余談ですが、私、マリみてシリーズは全巻買いそろえていますが、刊行順ではなくてお気に入りの話を本棚の前にもってきてます。で、この『いとしき歳月』前後巻はですね、いちばん奥にありました(汗)一読した当時としては記憶に残らなかったのかもしれませんね。
というのも、この先代薔薇様がたの卒業をあつかったこのエピソード、アニメで先に観ていたんですよね。で、アニメと原作であまり内容に遜色なかったように思われたので、とくに印象深くなかったのでしょう。しかし、いま読み返してみますとね、けっこういろんなことに気がつかされます。
この前編は、あのデコ様こと鳥居江利子さまの不純異性交遊(なんですか、この死語みたいなモンク(笑))疑惑と、三年生を送る会のエピソードとの二本立て。表紙をおひとりで登場なさった江利子さまが主役回といえて、頁もそちらに多く割かれているのですが、ぶっちゃけ、この部分があんまりおもしろくないです(どキッパリ)だって百合の乙女の花園に、ムサい殿方が複数人乗り込んでくるんザマスよ?あ、でもこの黄薔薇エピソードのなかに、けっこう聖さまと祐巳の重要な対話が合ったりするので,要注意だったりもします。

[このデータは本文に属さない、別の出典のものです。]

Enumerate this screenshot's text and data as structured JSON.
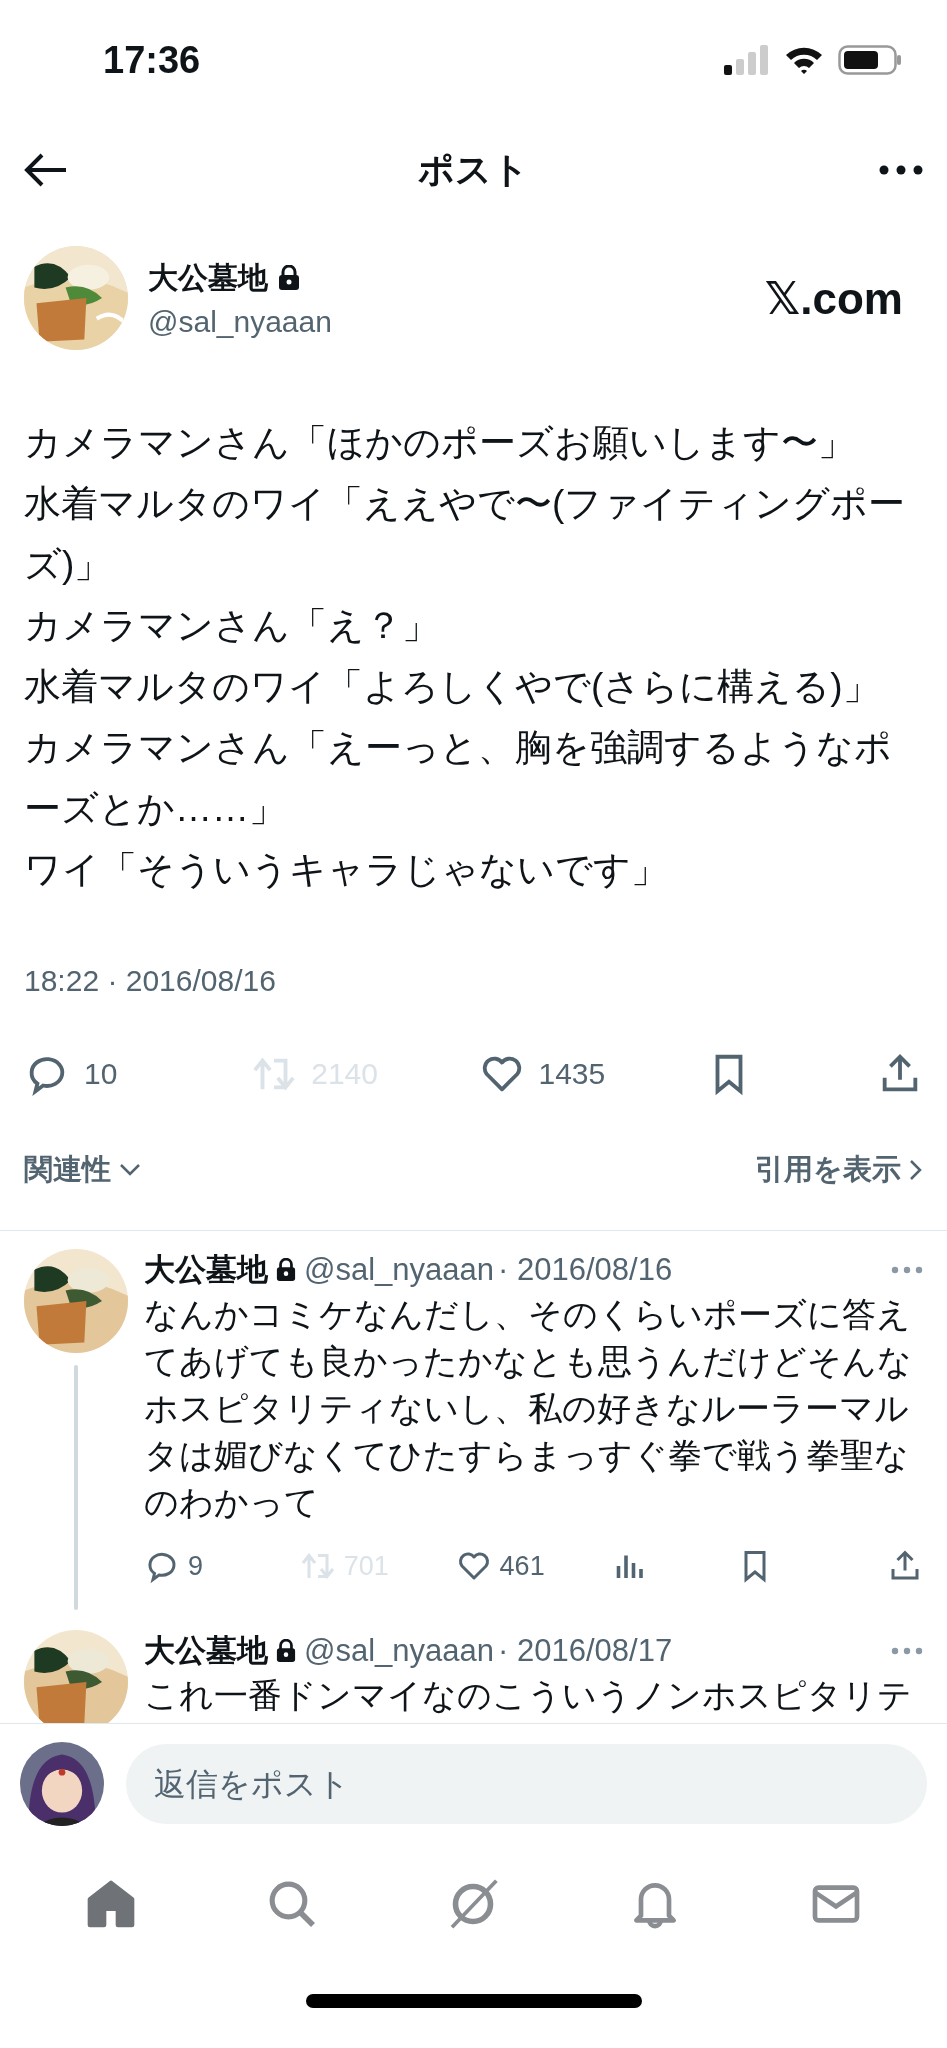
{
  "status_bar": {
    "time": "17:36"
  },
  "header": {
    "title": "ポスト"
  },
  "post": {
    "author": {
      "name": "大公墓地",
      "handle": "@sal_nyaaan",
      "locked": true
    },
    "source_label": "𝕏.com",
    "text_lines": [
      "カメラマンさん「ほかのポーズお願いします〜」",
      "水着マルタのワイ「ええやで〜(ファイティングポーズ)」",
      "カメラマンさん「え？」",
      "水着マルタのワイ「よろしくやで(さらに構える)」",
      "カメラマンさん「えーっと、胸を強調するようなポーズとか……」",
      "ワイ「そういうキャラじゃないです」"
    ],
    "timestamp": "18:22 · 2016/08/16",
    "actions": [
      {
        "kind": "reply",
        "count": "10",
        "disabled": false
      },
      {
        "kind": "repost",
        "count": "2140",
        "disabled": true
      },
      {
        "kind": "like",
        "count": "1435",
        "disabled": false
      },
      {
        "kind": "bookmark",
        "disabled": false
      },
      {
        "kind": "share",
        "disabled": false
      }
    ],
    "sort_label": "関連性",
    "quotes_link": "引用を表示"
  },
  "replies": [
    {
      "name": "大公墓地",
      "locked": true,
      "handle": "@sal_nyaaan",
      "date": "· 2016/08/16",
      "thread_line": true,
      "text": "なんかコミケなんだし、そのくらいポーズに答えてあげても良かったかなとも思うんだけどそんなホスピタリティないし、私の好きなルーラーマルタは媚びなくてひたすらまっすぐ拳で戦う拳聖なのわかって",
      "actions": [
        {
          "kind": "reply",
          "count": "9",
          "disabled": false
        },
        {
          "kind": "repost",
          "count": "701",
          "disabled": true
        },
        {
          "kind": "like",
          "count": "461",
          "disabled": false
        },
        {
          "kind": "views",
          "disabled": false
        },
        {
          "kind": "bookmark",
          "disabled": false
        },
        {
          "kind": "share",
          "disabled": false
        }
      ]
    },
    {
      "name": "大公墓地",
      "locked": true,
      "handle": "@sal_nyaaan",
      "date": "· 2016/08/17",
      "thread_line": false,
      "text": "これ一番ドンマイなのこういうノンホスピタリテ"
    }
  ],
  "composer": {
    "placeholder": "返信をポスト"
  },
  "tab_bar": [
    {
      "kind": "home",
      "selected": true
    },
    {
      "kind": "search",
      "selected": false
    },
    {
      "kind": "grok",
      "selected": false
    },
    {
      "kind": "notifications",
      "selected": false
    },
    {
      "kind": "messages",
      "selected": false
    }
  ]
}
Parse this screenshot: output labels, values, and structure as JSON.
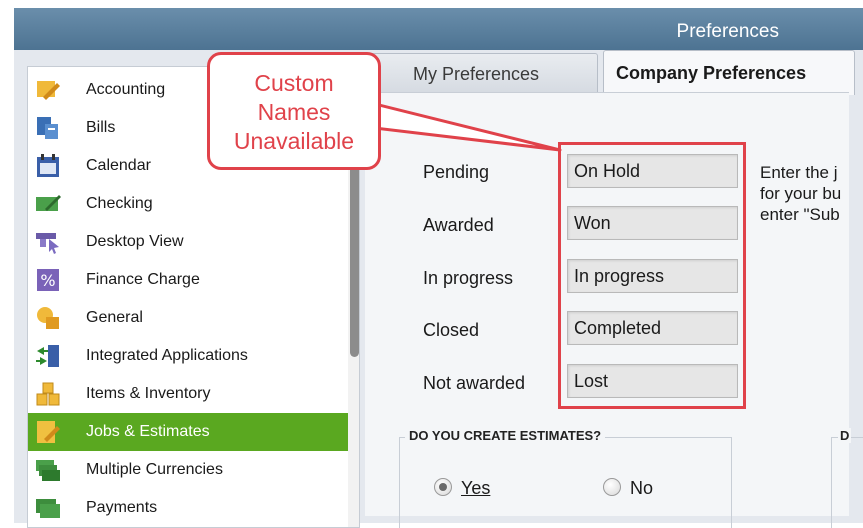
{
  "window": {
    "title": "Preferences"
  },
  "sidebar": {
    "items": [
      {
        "label": "Accounting",
        "icon": "accounting-icon"
      },
      {
        "label": "Bills",
        "icon": "bills-icon"
      },
      {
        "label": "Calendar",
        "icon": "calendar-icon"
      },
      {
        "label": "Checking",
        "icon": "checking-icon"
      },
      {
        "label": "Desktop View",
        "icon": "desktop-view-icon"
      },
      {
        "label": "Finance Charge",
        "icon": "finance-charge-icon"
      },
      {
        "label": "General",
        "icon": "general-icon"
      },
      {
        "label": "Integrated Applications",
        "icon": "integrated-applications-icon"
      },
      {
        "label": "Items & Inventory",
        "icon": "items-inventory-icon"
      },
      {
        "label": "Jobs & Estimates",
        "icon": "jobs-estimates-icon",
        "selected": true
      },
      {
        "label": "Multiple Currencies",
        "icon": "multiple-currencies-icon"
      },
      {
        "label": "Payments",
        "icon": "payments-icon"
      }
    ]
  },
  "tabs": {
    "my": "My Preferences",
    "company": "Company Preferences",
    "active": "company"
  },
  "job_status": {
    "rows": [
      {
        "label": "Pending",
        "value": "On Hold"
      },
      {
        "label": "Awarded",
        "value": "Won"
      },
      {
        "label": "In progress",
        "value": "In progress"
      },
      {
        "label": "Closed",
        "value": "Completed"
      },
      {
        "label": "Not awarded",
        "value": "Lost"
      }
    ],
    "description_lines": [
      "Enter the j",
      "for your bu",
      "enter \"Sub"
    ]
  },
  "estimates": {
    "title": "DO YOU CREATE ESTIMATES?",
    "yes_label": "Yes",
    "no_label": "No",
    "selected": "Yes"
  },
  "right_group": {
    "title": "D"
  },
  "annotation": {
    "text": "Custom Names Unavailable",
    "lines": [
      "Custom",
      "Names",
      "Unavailable"
    ],
    "color": "#e0424a"
  },
  "colors": {
    "selected_item": "#5aa820",
    "titlebar": "#5b809e"
  }
}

ちなみに言っちゃわるいのですが、私、江利子さまって『マリみて』キャラのなかであまり好きではありませんでした。百合絡みがあまりないのと男に走ったせいもありますが、優等生って言われてるわりにはどこかアンニュイだったり、由乃へのバラエティギフトでも難問つけたりで、なにかトラブルメーカーみたいな扱いされてますよね。容子さまや聖さまみたいに、先輩として助け舟を出すこともないし。
でも、彼女の好感度がアップしたのは、内藤克美とのエピソード(『フレーム・オブ・マインド』収録)ですね。ああ、これこそ、「マリみて」のキャラの本領発揮だと思いました。でも、あまり彼女視点の話がなかったので、感情移入しにくいキャラではありますね。ていいますか、甲斐性のないコブつき三〇代とくっつけようとしている点でもういいよ、と思ってしまう。
さて、この巻、注目なのは卒業まえのエピソード。
祐巳が三年生を送る会の準備ではりきりすぎて倒れてしまう。最新刊と読み比べていただくとわかるのですが、この頃の祐巳ってほんとに頼りない新人さんだったんですね。別人かと思うくらい成長したと。にしても、その彼女の成長の裏には、数えきれないくらいの、それこそあわや姉妹の縁切りかというほどの事件が積み重なって、けれど卒業前の先輩方からあらかじめ薫陶をうけていたからのですね。その点では、いまの由乃の迷妄っぷりは何か可哀想に思えますね。山百合会所属歴は祐巳より長いのに出し抜かれてますし。あと先読みしすぎかもしれないですが、二年も下で妹にむかえようとする菜々ちゃん、もし由乃の妹になったとして由乃が卒業したら二年間も姉不在で山百合会背負っていくってキツいですよね。もちろん、このシリーズがそこまで続けるのかはわかりませんが。にしても、変わり種を妹にしたがるというのは、隔世遺伝で黄薔薇姉妹にうけつがれているらしいですね。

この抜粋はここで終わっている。